How It Works in Practice

Effective third-party privileged access starts with treating external identities as first-class privileged subjects, not as temporary exceptions. That means assigning an accountable internal owner, defining the exact system scope, and using time-bound elevation rather than standing administrator rights. Current guidance suggests that privileged third-party access should be mediated through PAM, approved just in time, logged centrally, and recertified on a short cadence. For identity hygiene, the same principles behind the 52 NHI Breaches Analysis apply: if the credential or session persists longer than the business need, it becomes a standing risk.

In practice, mature programmes separate three layers:

  • Identity proofing and vendor ownership, so the organisation knows which company, contract, and individual are attached to the access.
  • Privilege delivery, so access is vaulted, brokered, and issued with a short TTL instead of being shared or embedded in scripts.
  • Monitoring and review, so sessions, command paths, and failed attempts are retained for investigation and access is revalidated before renewal.

That approach aligns well with NIST SP 800-207 Zero Trust Architecture, which assumes no trust based on network location or vendor status alone. For operational control, many organisations also use the CISA Zero Trust Maturity Model to map third-party access into identity, device, and session control domains. These controls tend to break down when vendors need emergency access across legacy systems that cannot support per-session brokering, because shared admin credentials and static allowlists reappear as the fastest workaround.

Common Variations and Edge Cases

Tighter third-party privilege controls often increase coordination overhead, requiring organisations to balance speed of support against auditability and revocation discipline. That tradeoff is especially visible in managed services, plant operations, and incident response retainers, where external engineers may need rapid access outside normal business hours. Best practice is evolving, but current guidance suggests that “break-glass” should mean heavily monitored and time-limited, not permanently exempt from governance.

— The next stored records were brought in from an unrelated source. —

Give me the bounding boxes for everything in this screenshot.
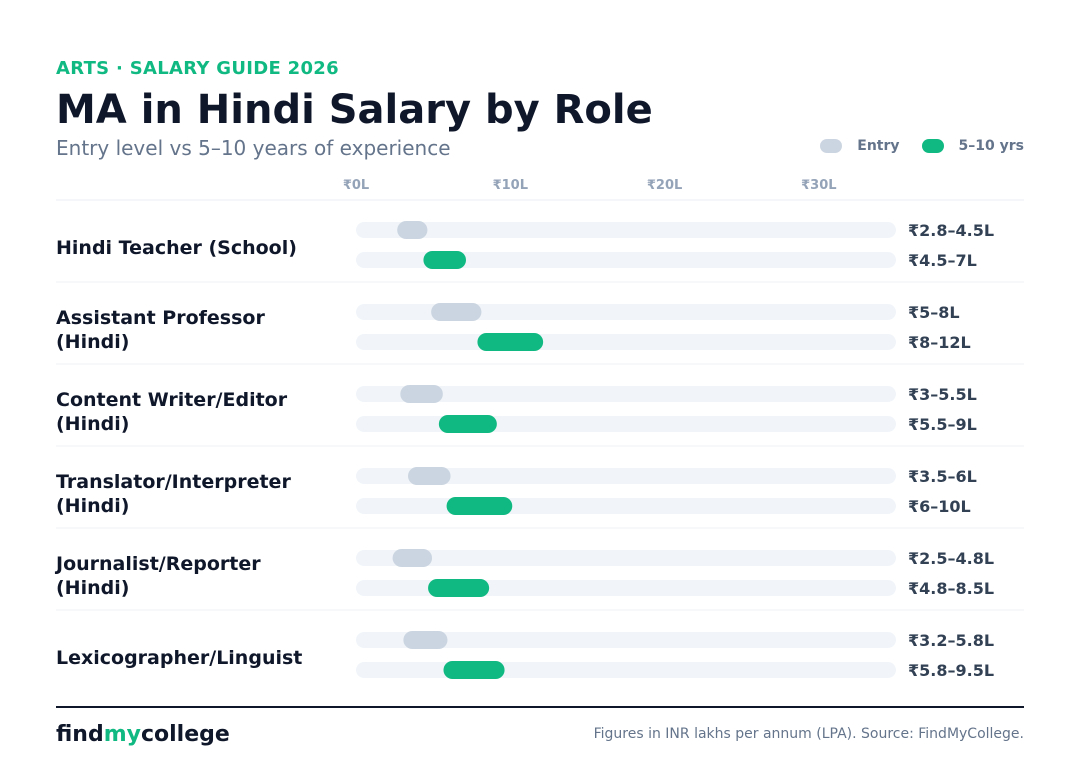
category-label: (Hindi) <box>56 495 129 517</box>
bar-experienced <box>438 415 497 433</box>
category-label: Lexicographer/Linguist <box>56 647 302 669</box>
bar-entry <box>397 221 428 239</box>
bar-track <box>356 632 896 648</box>
category-label: Journalist/Reporter <box>54 553 261 575</box>
brand-text-my: my <box>103 722 141 747</box>
bar-track <box>356 662 896 678</box>
bar-experienced <box>423 251 466 269</box>
legend-swatch-experienced <box>921 139 944 153</box>
bar-track <box>356 416 896 432</box>
bar-entry <box>400 385 443 403</box>
data-label: ₹8–12L <box>908 333 971 352</box>
legend-label-experienced: 5–10 yrs <box>958 138 1024 154</box>
category-label: (Hindi) <box>56 331 129 353</box>
category-label: (Hindi) <box>56 577 129 599</box>
data-label: ₹5.8–9.5L <box>908 661 994 680</box>
bar-entry <box>392 549 433 567</box>
data-label: ₹4.5–7L <box>908 251 977 270</box>
chart-subtitle: Entry level vs 5–10 years of experience <box>56 136 451 160</box>
category-label: (Hindi) <box>56 413 129 435</box>
x-tick-label: ₹10L <box>493 178 528 193</box>
bar-track <box>356 550 896 566</box>
bar-experienced <box>446 497 513 515</box>
bar-track <box>356 386 896 402</box>
brand-text-college: college <box>140 722 230 747</box>
data-label: ₹3.5–6L <box>908 467 977 486</box>
data-label: ₹5.5–9L <box>908 415 977 434</box>
legend-label-entry: Entry <box>857 138 900 154</box>
x-tick-label: ₹30L <box>801 178 836 193</box>
chart-legend: Entry 5–10 yrs <box>820 138 1024 154</box>
bar-track <box>356 334 896 350</box>
salary-range-chart: ₹0L ₹10L ₹20L ₹30L Hindi Teacher (School) ₹2.… <box>54 178 1024 680</box>
data-label: ₹2.5–4.8L <box>908 549 994 568</box>
category-label: Translator/Interpreter <box>56 471 291 493</box>
source-note: Figures in INR lakhs per annum (LPA). So… <box>593 726 1024 742</box>
bar-experienced <box>428 579 490 597</box>
x-tick-label: ₹20L <box>647 178 682 193</box>
data-label: ₹4.8–8.5L <box>908 579 994 598</box>
bar-entry <box>431 303 482 321</box>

There are also edge cases where the access looks external but behaves like internal privilege. A systems integrator with persistent VPN access, a partner with shared API keys, or a distributor with admin rights in a tenant all create the same problem: the organisation loses clarity on who can do what, when, and under whose approval. NHI Management Group’s research shows how often access scope drifts in the real world, especially where secrets and privileged credentials are exposed to third parties. The lesson is simple: third-party status does not reduce the need for vaulting, recertification, and session logging. It usually increases it. Where a legacy platform cannot support those controls, the compensating control must be explicit, time-bounded, and accepted as a temporary exception rather than a normal operating model.

Standards & Framework Alignment

This section maps relevant standards and security frameworks to the operational risks and controls described in this guidance.

OWASP Non-Human Identity Top 10 address the attack and risk surface, while NIST CSF 2.0 and NIST Zero Trust (SP 800-207) set the governance and control requirements practitioners need to meet.

Framework Control / Reference Relevance
OWASP Non-Human Identity Top 10 NHI-01 Third-party privileged access often fails through unmanaged identities and shared secrets.
NIST CSF 2.0 PR.AA-01 Third parties need authenticated, scoped access with traceable accountability.
NIST Zero Trust (SP 800-207) ID Zero Trust requires continuous verification rather than trust based on vendor status.

Inventory external privileged identities, vault their secrets, and remove any standing access that lacks an owner.